Curbing Obesity Epidemic Key to Health Care Reform: Experts
Sept. 12 -- FRIDAY, Sept. 11 (HealthDay News) -- A diverse alliance of payer, provider and consumer organizations, girded by two former U.S. Surgeons General, on Wednesday urged policymakers to address the nation's obesity epidemic as part of federal health care reform legislation.
"At this critical juncture where we're dealing with health-care transformation, we want to make sure that the federal government and our elected leaders recognize the importance of including approaches to obesity that are evidence-based and proven within their legislative strategy," former Surgeon General Dr. Richard Carmona told reporters during a media briefing.
Carmona serves as the health and wellness chairperson of the Strategies to Overcome and Prevent (STOP) Obesity Alliance, whose steering committee includes the American Diabetes Association, American Heart Association and the U.S. Centers for Disease Control and Prevention's Division of Nutrition, Physical Activity and Obesity, among other public and private organizations.
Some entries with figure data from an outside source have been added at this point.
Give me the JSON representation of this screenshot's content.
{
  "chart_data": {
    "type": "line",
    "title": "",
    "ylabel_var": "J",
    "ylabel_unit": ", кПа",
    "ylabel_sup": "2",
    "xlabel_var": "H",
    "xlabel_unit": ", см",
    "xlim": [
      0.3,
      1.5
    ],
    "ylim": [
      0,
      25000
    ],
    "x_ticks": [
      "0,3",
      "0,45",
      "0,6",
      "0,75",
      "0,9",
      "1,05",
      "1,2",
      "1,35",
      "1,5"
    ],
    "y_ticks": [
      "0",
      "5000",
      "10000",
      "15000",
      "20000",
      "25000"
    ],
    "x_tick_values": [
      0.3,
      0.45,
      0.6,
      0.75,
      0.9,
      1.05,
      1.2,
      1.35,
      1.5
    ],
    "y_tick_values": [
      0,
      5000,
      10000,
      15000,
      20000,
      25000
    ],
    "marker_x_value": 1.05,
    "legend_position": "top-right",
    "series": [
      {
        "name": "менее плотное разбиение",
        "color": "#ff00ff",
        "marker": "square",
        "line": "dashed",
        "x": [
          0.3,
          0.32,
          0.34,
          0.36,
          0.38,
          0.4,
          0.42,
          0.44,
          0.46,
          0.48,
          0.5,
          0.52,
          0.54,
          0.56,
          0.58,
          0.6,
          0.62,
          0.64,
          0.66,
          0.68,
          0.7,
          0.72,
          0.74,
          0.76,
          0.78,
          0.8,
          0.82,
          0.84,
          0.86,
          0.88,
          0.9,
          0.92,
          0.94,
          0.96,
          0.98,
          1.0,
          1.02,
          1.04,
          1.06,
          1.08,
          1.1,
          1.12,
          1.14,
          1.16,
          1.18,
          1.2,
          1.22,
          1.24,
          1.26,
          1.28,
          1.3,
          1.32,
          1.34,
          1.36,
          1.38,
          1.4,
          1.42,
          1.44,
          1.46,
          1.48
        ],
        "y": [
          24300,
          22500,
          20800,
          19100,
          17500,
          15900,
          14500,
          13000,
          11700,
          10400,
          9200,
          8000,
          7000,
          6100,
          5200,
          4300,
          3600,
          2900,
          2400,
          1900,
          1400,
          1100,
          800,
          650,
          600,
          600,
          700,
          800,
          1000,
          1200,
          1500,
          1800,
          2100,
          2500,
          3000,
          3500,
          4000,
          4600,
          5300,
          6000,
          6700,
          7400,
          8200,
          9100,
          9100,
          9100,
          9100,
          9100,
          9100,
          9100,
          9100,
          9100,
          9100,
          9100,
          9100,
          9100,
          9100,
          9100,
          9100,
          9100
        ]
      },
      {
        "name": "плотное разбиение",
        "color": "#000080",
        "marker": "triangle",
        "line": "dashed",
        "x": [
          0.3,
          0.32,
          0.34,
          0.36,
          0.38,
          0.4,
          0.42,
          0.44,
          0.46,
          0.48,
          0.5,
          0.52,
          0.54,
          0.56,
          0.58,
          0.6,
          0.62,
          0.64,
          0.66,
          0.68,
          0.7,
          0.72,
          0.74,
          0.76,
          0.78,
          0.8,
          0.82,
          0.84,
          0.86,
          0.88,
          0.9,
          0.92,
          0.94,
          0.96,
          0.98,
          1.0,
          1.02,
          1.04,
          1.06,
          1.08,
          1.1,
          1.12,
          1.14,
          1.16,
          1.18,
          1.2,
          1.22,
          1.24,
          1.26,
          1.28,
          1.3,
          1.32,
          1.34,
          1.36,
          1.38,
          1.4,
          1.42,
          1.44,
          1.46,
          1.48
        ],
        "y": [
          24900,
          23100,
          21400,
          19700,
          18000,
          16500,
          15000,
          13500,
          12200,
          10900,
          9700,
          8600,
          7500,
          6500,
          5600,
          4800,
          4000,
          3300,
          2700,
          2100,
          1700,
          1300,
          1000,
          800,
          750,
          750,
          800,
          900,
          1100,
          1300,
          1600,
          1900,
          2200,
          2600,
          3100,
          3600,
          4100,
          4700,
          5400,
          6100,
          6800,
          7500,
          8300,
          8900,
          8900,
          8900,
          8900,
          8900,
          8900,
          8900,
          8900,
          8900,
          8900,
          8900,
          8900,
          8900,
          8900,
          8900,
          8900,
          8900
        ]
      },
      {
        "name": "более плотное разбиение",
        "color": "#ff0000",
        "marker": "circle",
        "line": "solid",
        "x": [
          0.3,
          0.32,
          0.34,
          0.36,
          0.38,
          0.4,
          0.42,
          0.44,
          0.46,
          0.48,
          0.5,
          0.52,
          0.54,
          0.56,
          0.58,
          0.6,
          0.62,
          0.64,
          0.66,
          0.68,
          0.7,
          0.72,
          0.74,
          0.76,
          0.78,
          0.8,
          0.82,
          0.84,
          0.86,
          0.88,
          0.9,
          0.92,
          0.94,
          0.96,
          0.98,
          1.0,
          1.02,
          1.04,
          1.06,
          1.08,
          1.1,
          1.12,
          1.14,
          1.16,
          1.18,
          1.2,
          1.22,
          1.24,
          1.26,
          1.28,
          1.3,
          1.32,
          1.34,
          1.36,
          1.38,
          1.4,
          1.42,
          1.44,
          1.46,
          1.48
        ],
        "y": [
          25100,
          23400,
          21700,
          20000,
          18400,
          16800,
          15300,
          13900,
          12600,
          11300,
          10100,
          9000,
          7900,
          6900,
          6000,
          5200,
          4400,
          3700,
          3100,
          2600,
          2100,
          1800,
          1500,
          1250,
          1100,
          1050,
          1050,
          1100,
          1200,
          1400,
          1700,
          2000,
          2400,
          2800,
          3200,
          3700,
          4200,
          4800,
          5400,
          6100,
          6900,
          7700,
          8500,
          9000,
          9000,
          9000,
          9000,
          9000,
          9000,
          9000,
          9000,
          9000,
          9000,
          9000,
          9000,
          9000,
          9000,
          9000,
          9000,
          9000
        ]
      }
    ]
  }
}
The alliance is funded by drug makers Sanofi-Aventis U.S. L.L.C. and Amylin Pharmaceuticals.
Former Surgeon General Dr. David Satcher, whose 2001 report on obesity recognized the problem as an "epidemic," emphasized the need to invest in health promotion and disease prevention, particularly for the health of the nation's youth.
"We are in essence addicting our children to sedentary lifestyles; we're addicting them to high-salt, high-sweet, high-fat diets," he said, "and then we pay for it later on when they come to us with cancer, heart disease, [and] diabetes."
America's weight problem is pervasive. Two-thirds of the population is now overweight and obese, according to the CDC, and as many as 72 million adults are considered obese. In fact, obesity rates have doubled for adults and tripled for children since 1980.
People often see obesity as a personal failure, explained Christine C. Ferguson, director of the alliance and a research professor at George Washington University School of Public Health and Health Services, in Washington, D.C. "The result is the problem has gotten worse and worse, and more and more expensive."